Sekadar punya ide mengadaptasi Bumi Manusia ke medium seni lain saja sudah bakal mengundang kontroversi. Padahal, bisa dibilang novel Pram satu ini termasuk karya sastra yang patut diduga lebih banyak dikenal reputasinya saja, alih-alih betulan sudah dibaca. Kalau benar sudah baca pun, jangan-jangan versi bajakannya mengingat banyak penimbun yang bikin buku ini sering habis di pasaran tiap cetak ulang.

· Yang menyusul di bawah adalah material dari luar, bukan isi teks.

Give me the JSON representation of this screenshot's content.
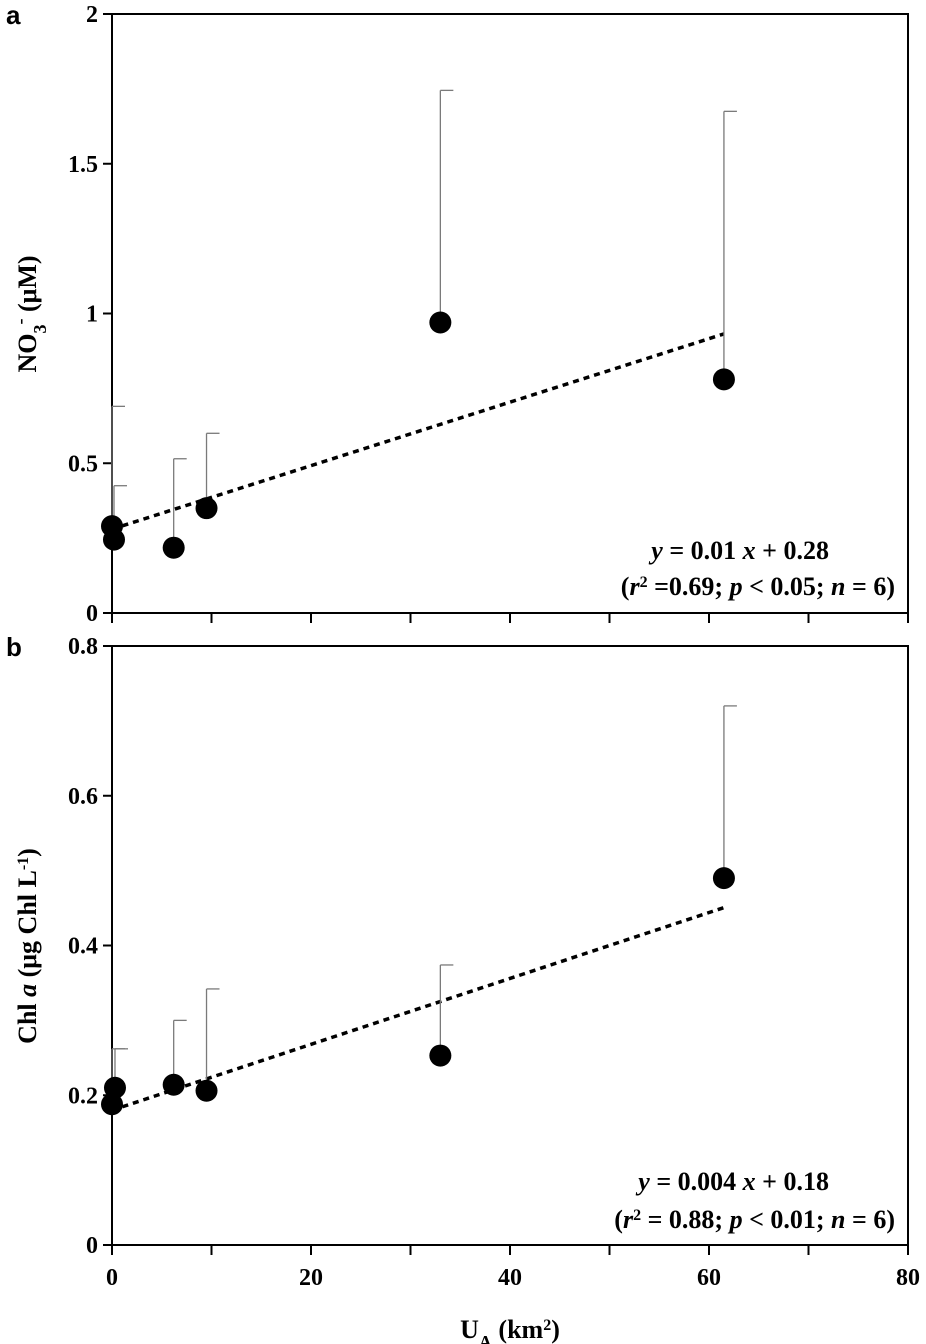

Tentu saja, karena kontroversi ini terjadi di Indonesia, selalu ada orang yang akan memberi petuah dan hikmah di balik "bencana." Misalnya saja, argumen bahwa basis penggemar Iqbaal, remaja generasi Z, akan tertarik membaca karya-karya Pram.

Minimal, putri kandung Pram, Astuti Ananta Toer, meminta publik bersikap optimis terhadap niatan Falcon mengadaptasi Bumi Manusia ke layar lebar. "Karya-karya Pram (Pramoedya Ananta Toer) dibuat berdasarkan catatan sejarah, statistik, dan riset mendalam," ujarnya dalam momen jumpa pers yang sama. "Saya berharap, mungkin juga Pram, setelah menonton film ini penonton akan diberikan kekuatan agar lebih berani, mencintai keadilan dan kebenaran, berpihak kepada yang benar, berpihak kepada yang adil, dan mencintai keindahan."

Adem deh. Daripada energinya habis buat berdebat, yuk baca lagi paper luar biasa dari Hilmar Farid mengenai proses kelahiran Tetralogi Buru yang mendetail dan indah banget. Rileks dulu ya. Toh nanti juga bakal ribut lagi pas kelak trailer pertama rilis, dan akhirnya ketika filmnya betul beredar. Santailah. Masih banyak momen untuk memperdebatkan versi layar lebar Bumi Manusia.